Near-infrared light has shown promise as a cognitive intervention in animal studies and in smaller human studies, which led Alexander and his collaborators at the University of Florida to further explore its potential.
"One the initiatives in the University of Arizona's strategic plan is to close the gap that exists between the cognitive health span and the human life span," said University of Arizona President Robert C. Robbins. "As people live longer, we want to make sure they also are living healthier and more meaningful lives. This research collaboration is an important piece of our ongoing work to better understand how to combat age-related cognitive decline and Alzheimer's disease, which affects millions of people all over the world."
The two universities will enroll 168 participants over the course of the five-year study. They will focus on older individuals who are cognitively healthy but have increased risk for Alzheimer's disease, due to family history and cognitive complaints.
"There's a lot of interest now in trying to identify people who are in the preclinical stages of Alzheimer's disease, because we think that's when we have the best chances of intervening and being able to prevent or delay its development," Alexander said.
Study participants will visit a lab three times a week for two weeks, then once a week for 10 weeks. At each visit, they will wear the near-infrared light caps and use the intranasal devices for 40 minutes. They'll also take home an intranasal device, which they will be instructed to use daily for about 25 minutes.
"We're trying to enhance function in some key areas of the brain that we think are important for aging and Alzheimer's risk – brain areas like the temporal and frontal lobes, which are important for aspects of memory and complex executive functions, like problem-solving skills," Alexander said.

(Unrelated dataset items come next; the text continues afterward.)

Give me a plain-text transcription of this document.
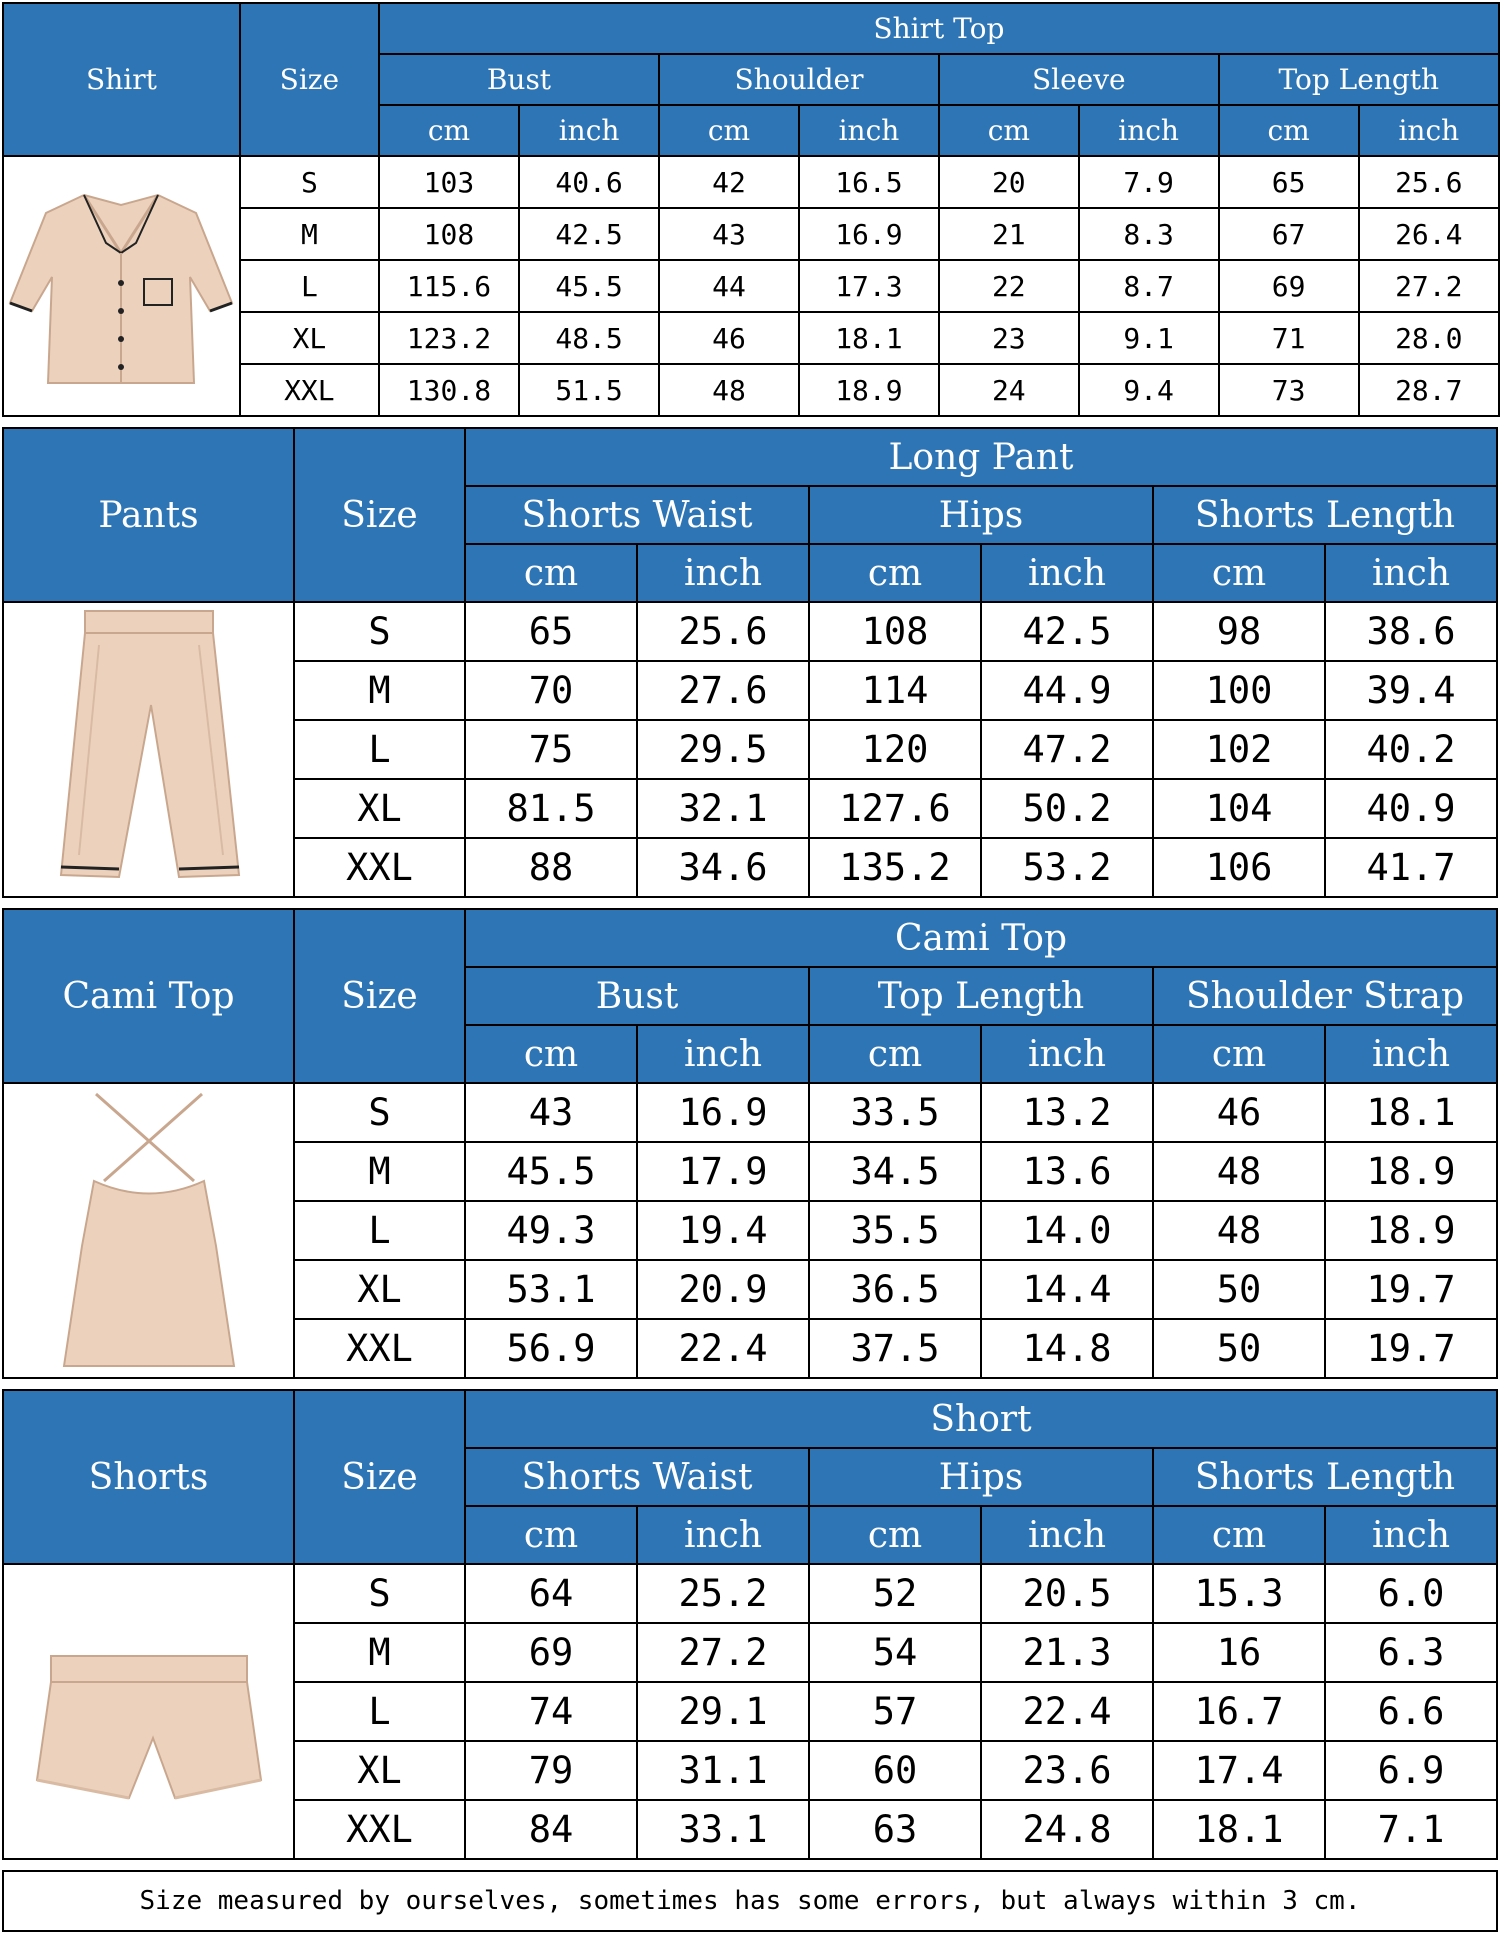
Shirt	Size	Shirt Top							
		Bust		Shoulder		Sleeve		Top Length	
		cm	inch	cm	inch	cm	inch	cm	inch

	S	103	40.6	42	16.5	20	7.9	65	25.6
	M	108	42.5	43	16.9	21	8.3	67	26.4
	L	115.6	45.5	44	17.3	22	8.7	69	27.2
	XL	123.2	48.5	46	18.1	23	9.1	71	28.0
	XXL	130.8	51.5	48	18.9	24	9.4	73	28.7
Pants	Size	Long Pant					
		Shorts Waist		Hips		Shorts Length	
		cm	inch	cm	inch	cm	inch

	S	65	25.6	108	42.5	98	38.6
	M	70	27.6	114	44.9	100	39.4
	L	75	29.5	120	47.2	102	40.2
	XL	81.5	32.1	127.6	50.2	104	40.9
	XXL	88	34.6	135.2	53.2	106	41.7
Cami Top	Size	Cami Top					
		Bust		Top Length		Shoulder Strap	
		cm	inch	cm	inch	cm	inch

	S	43	16.9	33.5	13.2	46	18.1
	M	45.5	17.9	34.5	13.6	48	18.9
	L	49.3	19.4	35.5	14.0	48	18.9
	XL	53.1	20.9	36.5	14.4	50	19.7
	XXL	56.9	22.4	37.5	14.8	50	19.7
Shorts	Size	Short					
		Shorts Waist		Hips		Shorts Length	
		cm	inch	cm	inch	cm	inch

	S	64	25.2	52	20.5	15.3	6.0
	M	69	27.2	54	21.3	16	6.3
	L	74	29.1	57	22.4	16.7	6.6
	XL	79	31.1	60	23.6	17.4	6.9
	XXL	84	33.1	63	24.8	18.1	7.1
Size measured by ourselves, sometimes has some errors, but always within 3 cm.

While some participants will be randomly assigned to receive the light treatment, others will use the same equipment and procedures, but will not receive any near-infrared light exposure. Because near-infrared light can't be seen and doesn't emit heat, participants won't know whether they are getting the treatment or not.
Before and after the intervention, participants will complete a battery of neuropsychological tests and undergo MRI scans to measure resting state connectivity in the brain. Researchers also will use a special type of MRI scan known as magnetic resonance spectroscopy to measure aspects of mitochondrial function in the brain. Participants will be tested again three months after the intervention to determine whether there were any lasting effects or changes.
"As we age, we know that mitochondrial function seems to decrease, and there's a re-emerging interest in understanding whether mitochondrial dysfunction could be a part of the Alzheimer's disease story," Alexander said.
If proven successful, near-infrared light could be a safe, low-cost tool in the battle against cognitive decline and Alzheimer's disease.
"If it's something that turns out to be beneficial, it could help – possibly in combination with other treatments or on its own – to prevent cognitive aging and Alzheimer-related effects," Alexander said. "But a lot more work would need to be done."
Along with Alexander, the other principal investigators on the study are Dawn Bowers and Adam Woods at the University of Florida. Two other University of Arizona faculty members will serve as co-investigators: Alex Hishaw, associate professor of neurology and psychiatry, and Ted Trouard, professor of biomedical engineering and medical imaging and a member of the BIO5 Institute and Evelyn F. McKnight Brain Institute.